Tiene sentido que el epicentro de todas estas tendencias se den cita en la cabeza naranja de Donald Trump. Mentando a Hegel, el espíritu de la Historia manejando un camión. En Estados Unidos siempre existió esa tensión entre el ideal “basista” jacksoniano y el centro político construido por las élites, sea bajo el formato de la disputa entre el gobierno federal y los estados, sea en las manifestaciones “anti intelectualistas” que reseña Richard Hofstadter que siempre palpitaron en el corazón americano. De hecho, el crecimiento del rol de las élites americanas se dio en el marco de la expansión “imperial”, sobre todo en la segunda mitad del siglo XX, en donde las necesidades de la Guerra Fría, el equilibrio atómico y la gestión del mundo libre inhibían cualquier intervención directa del “pueblo” en los asuntos estratégicos. Como la Unión Europea, esta también fue un proyecto de las élites. Por eso, es razonable que su crisis coincida con la llegada de un nuevo aislacionismo: el Imperio nunca fue tan popular en el norteamericano de a pie, que recuerda todavía la advertencia washingtoniana sobre meterse en guerras extranjeras, y que siente que el costo y cargo del mundo libre corre por cuenta suya. El aislacionismo es más plebeyo que el intervencionismo. 

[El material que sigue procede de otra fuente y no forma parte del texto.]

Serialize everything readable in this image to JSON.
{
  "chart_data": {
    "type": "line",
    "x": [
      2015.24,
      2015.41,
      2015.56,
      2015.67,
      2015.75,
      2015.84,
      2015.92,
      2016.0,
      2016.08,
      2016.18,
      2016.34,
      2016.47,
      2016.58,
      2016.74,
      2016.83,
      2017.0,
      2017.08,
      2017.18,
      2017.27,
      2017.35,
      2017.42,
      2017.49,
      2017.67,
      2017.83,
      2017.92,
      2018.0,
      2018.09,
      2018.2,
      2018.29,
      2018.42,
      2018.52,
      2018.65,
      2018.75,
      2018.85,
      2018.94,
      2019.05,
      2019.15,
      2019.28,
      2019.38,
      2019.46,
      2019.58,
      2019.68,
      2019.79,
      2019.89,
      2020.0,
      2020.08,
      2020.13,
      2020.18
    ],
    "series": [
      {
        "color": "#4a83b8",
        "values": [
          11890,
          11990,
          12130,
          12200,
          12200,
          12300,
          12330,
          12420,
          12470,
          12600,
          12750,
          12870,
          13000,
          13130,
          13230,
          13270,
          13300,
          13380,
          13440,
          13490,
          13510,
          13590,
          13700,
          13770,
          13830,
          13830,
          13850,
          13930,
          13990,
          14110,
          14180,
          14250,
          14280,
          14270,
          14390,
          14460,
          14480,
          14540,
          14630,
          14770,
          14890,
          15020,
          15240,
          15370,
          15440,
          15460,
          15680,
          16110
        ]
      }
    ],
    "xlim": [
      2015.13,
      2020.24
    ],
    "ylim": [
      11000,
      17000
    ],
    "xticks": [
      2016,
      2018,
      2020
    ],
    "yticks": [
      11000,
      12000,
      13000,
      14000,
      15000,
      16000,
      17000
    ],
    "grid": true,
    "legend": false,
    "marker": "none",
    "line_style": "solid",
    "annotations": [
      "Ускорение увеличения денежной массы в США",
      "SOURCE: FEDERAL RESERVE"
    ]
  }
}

Este nuevo cesarismo de la libertad postula, al menos teóricamente, y a diferencia de su rival chino, al pueblo realmente existente como motor de la Historia. Todo el replanteo del rol norteamericano en el mundo -y toda su presidencia- se sostiene en esa premisa. Como toda revolución, gesta sin embargo en su placenta la simiente de una nueva élite, expresada cabalmente en su alianza con Elon Musk, y un gran reemplazo en toda la línea y plana mayor del poder americano. Los outsiders de hoy serán los insiders de mañana.